PNNL

Abstract

A triple moment sectional method, Modal Bin Hybrid Model (MBHM), has been developed. In addition to number and mass (volume), surface area is predicted (and preserved), which is important for gas-to-particle mass transfer and light extinction cross section. The performance of MBHM was evaluated against double moment sectional (DMS) methods with various size resolutions up to BIN256 (BINx: x is number of sections over three orders of magnitude in size, ?logD = 3/x) for simulating evolution of particles under simultaneously occurring nucleation, condensation and coagulation processes. Because MBHM gives a physically consistent form of the intra-sectional distributions, errors and biases of MBHM at BIN4-8 resolution were almost equivalent to those of DMS at BIN16-32 resolution for various important variables such as the moments Mk (k: 0, 2, 3), dMk/dt, and the number and volume of particles larger than a certain diameter. Another important feature of MBHM is that only a single bin is adequate to simulate full aerosol dynamics for particles whose size distribution can be approximated by a single lognormal mode.
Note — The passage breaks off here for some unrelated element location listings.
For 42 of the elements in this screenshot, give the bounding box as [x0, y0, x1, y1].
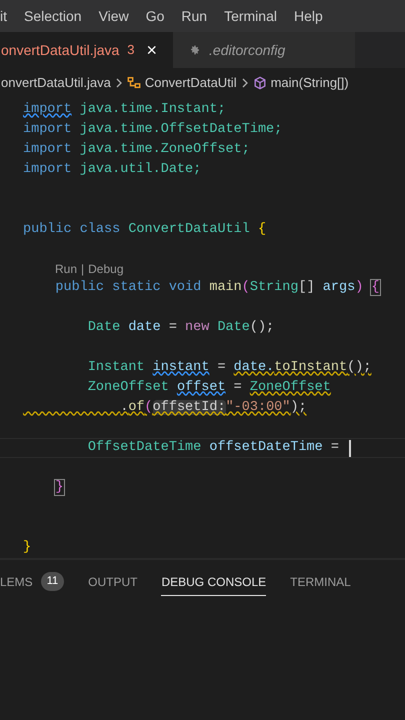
code-line: import java.time.OffsetDateTime; — [23, 120, 282, 139]
code-line: public static void main(String[] args) { — [54, 278, 380, 297]
error-count: 3 — [127, 41, 135, 60]
panel-tab[interactable]: TERMINAL — [290, 568, 351, 596]
code-line: import java.time.Instant; — [23, 100, 226, 119]
codelens-link[interactable]: Debug — [88, 260, 124, 278]
chevron-icon — [240, 78, 249, 88]
code-line: public class ConvertDataUtil { — [23, 220, 266, 239]
tab-label: onvertDataUtil.java — [1, 40, 120, 60]
code-line: } — [54, 478, 64, 497]
breadcrumb-item[interactable]: ConvertDataUtil — [144, 73, 237, 93]
close-button[interactable]: × — [146, 41, 158, 59]
panel-tab[interactable]: LEMS 11 — [0, 568, 64, 596]
count-badge: 11 — [40, 572, 64, 591]
menu-item[interactable]: Help — [294, 6, 323, 26]
menu-item[interactable]: Terminal — [224, 6, 277, 26]
breadcrumb-item[interactable]: onvertDataUtil.java — [1, 73, 111, 93]
class-icon — [126, 76, 141, 90]
separator: | — [81, 261, 84, 278]
codelens-link[interactable]: Run — [55, 260, 78, 278]
code-line: import java.util.Date; — [23, 160, 202, 179]
tab-label: .editorconfig — [209, 40, 286, 60]
menu-item[interactable]: it — [0, 6, 7, 26]
panel-tab[interactable]: OUTPUT — [88, 568, 138, 596]
editor-tab[interactable]: onvertDataUtil.java 3 × — [0, 32, 174, 68]
menu-item[interactable]: Selection — [24, 6, 82, 26]
breadcrumb-item[interactable]: main(String[]) — [270, 73, 349, 93]
code-line: } — [23, 538, 32, 557]
gear-icon — [189, 44, 202, 56]
menu-item[interactable]: Run — [181, 6, 208, 26]
panel-tab[interactable]: DEBUG CONSOLE — [161, 568, 266, 596]
editor-tab[interactable]: .editorconfig — [173, 32, 356, 68]
menu-item[interactable]: View — [98, 6, 129, 26]
code-line: .of(offsetId:"-03:00"); — [119, 398, 307, 417]
cube-icon — [252, 76, 267, 90]
code-line: OffsetDateTime offsetDateTime = — [86, 438, 340, 457]
code-line: ZoneOffset offset = ZoneOffset — [86, 378, 331, 397]
code-line: Instant instant = date.toInstant(); — [86, 358, 372, 377]
menu-item[interactable]: Go — [146, 6, 164, 26]
chevron-icon — [114, 78, 123, 88]
code-line: import java.time.ZoneOffset; — [23, 140, 250, 159]
code-line: Date date = new Date(); — [86, 318, 274, 337]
This flexibility is useful for process-oriented (multi category and/or mixing state) modeling: primary aerosols whose size parameters would not differ substantially in time and space can be expressed by a single or a small number of modes, whereas secondary aerosols whose size changes drastically from one to several hundred nanometers can be expressed by a number of modes. Added dimensions can be applied to MBHM to represent mixing state or photo-chemical age for aerosol mixing state studies.